Kupujący odjechał ode mnie autem na kołach. Kupujący zapoznał się ze stanem auta (2005 Kia Sorento. Cena 3500zł)
Auto w momencie sprzedaży nie miało badania technicznego, na umowie jest to napisane. Napisane jest też zgodnie z prawdą, że auto ma niesprawne hamulce i jest do napraw blacharskich.
Na umowie jest zawarty punkt, że kupujący zapoznał się ze stanem auta ( faktycznie oglądał je z dwoma kolegami przez około godzinę) i, że sprzedający powiadomił o wadach auta.
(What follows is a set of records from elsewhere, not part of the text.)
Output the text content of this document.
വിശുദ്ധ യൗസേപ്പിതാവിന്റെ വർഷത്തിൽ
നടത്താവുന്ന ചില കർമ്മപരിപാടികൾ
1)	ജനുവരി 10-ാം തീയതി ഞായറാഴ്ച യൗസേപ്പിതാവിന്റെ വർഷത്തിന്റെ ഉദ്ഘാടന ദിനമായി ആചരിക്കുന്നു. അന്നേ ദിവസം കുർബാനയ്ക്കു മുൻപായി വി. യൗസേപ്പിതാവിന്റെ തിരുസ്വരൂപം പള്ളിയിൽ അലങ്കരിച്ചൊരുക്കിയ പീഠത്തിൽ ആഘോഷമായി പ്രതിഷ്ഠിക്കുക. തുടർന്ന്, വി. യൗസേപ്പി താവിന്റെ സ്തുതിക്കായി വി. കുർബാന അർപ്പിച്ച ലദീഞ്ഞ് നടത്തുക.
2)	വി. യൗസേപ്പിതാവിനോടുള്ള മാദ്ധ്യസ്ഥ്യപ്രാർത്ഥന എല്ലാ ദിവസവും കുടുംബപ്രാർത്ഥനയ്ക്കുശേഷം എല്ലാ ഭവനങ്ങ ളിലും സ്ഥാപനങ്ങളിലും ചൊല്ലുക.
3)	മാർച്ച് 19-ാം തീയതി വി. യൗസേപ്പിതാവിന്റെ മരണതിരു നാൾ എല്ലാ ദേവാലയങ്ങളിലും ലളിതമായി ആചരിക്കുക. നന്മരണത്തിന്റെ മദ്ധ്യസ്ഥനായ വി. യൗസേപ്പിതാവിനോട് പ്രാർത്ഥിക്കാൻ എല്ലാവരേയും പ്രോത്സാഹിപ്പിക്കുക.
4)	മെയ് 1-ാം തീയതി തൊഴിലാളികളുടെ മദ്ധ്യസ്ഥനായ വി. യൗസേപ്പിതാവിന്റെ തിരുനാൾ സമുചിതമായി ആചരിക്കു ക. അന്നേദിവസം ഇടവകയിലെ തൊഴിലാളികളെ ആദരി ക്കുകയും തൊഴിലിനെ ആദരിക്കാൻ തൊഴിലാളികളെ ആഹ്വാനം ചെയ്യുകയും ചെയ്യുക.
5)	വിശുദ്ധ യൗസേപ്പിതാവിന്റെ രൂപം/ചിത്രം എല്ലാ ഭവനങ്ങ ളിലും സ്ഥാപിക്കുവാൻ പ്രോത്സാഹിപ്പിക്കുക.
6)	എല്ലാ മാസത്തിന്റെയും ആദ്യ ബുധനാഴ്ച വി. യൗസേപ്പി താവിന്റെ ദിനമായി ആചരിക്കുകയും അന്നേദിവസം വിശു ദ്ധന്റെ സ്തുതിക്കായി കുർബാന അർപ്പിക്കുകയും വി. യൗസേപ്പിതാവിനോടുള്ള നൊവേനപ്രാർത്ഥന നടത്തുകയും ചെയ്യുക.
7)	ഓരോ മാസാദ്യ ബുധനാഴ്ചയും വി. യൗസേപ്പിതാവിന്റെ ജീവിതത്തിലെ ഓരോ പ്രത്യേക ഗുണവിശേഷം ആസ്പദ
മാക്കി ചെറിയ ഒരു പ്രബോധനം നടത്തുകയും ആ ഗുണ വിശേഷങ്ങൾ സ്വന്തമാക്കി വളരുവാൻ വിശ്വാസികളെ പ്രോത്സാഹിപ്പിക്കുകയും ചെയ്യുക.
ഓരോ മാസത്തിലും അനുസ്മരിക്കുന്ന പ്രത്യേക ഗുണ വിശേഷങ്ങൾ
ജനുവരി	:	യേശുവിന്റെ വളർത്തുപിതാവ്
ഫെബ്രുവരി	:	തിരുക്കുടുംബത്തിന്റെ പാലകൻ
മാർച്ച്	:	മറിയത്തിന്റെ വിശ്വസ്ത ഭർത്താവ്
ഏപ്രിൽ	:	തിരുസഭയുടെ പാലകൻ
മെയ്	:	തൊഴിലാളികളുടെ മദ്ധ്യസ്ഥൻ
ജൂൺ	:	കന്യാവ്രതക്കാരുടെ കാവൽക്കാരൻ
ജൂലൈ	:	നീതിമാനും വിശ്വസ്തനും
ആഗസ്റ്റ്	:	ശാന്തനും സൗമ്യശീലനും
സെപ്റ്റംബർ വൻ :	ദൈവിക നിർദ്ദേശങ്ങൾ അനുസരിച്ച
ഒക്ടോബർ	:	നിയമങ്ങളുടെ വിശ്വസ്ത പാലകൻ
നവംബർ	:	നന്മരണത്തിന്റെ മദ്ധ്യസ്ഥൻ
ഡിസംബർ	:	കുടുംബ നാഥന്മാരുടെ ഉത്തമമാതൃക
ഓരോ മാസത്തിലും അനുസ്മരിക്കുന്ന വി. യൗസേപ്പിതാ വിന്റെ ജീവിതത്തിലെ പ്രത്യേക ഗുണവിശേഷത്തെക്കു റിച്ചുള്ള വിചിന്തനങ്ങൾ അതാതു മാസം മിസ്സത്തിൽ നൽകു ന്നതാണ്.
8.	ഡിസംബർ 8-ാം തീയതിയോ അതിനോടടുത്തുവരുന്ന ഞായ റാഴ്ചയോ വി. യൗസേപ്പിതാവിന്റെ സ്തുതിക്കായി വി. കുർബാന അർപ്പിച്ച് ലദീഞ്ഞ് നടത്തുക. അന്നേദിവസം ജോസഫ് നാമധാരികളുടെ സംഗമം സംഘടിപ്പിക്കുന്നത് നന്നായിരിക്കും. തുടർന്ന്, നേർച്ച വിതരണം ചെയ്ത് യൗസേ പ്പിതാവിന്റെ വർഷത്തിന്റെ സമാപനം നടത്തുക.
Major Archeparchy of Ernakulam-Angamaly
Kupujący dostał wyszczególniona liste napraw wraz z kosztami.
Kupujący zapłacił 3500zl zgodnie z umową, czyli cene dość niską lecz zgodną z ogólnym stanem auta.
KUPUJACY ODJECHAL NA KOŁACH mimo niesprawnych hamulców (pęknięty przewód) i po miesiącu dzwoni z zepsutą skrzynią i silnikiem.

Mieli zastrzeżenia co do pracy silnika (głośno chodziły zawory na zimnym silniku, po rozgrzaniu się uciszaly. Była odpowiednia ilość oleju, sprawdzali jeszcze przed zakupem) ale mimo wszystko zdecydowali się kupić bo cena była niska.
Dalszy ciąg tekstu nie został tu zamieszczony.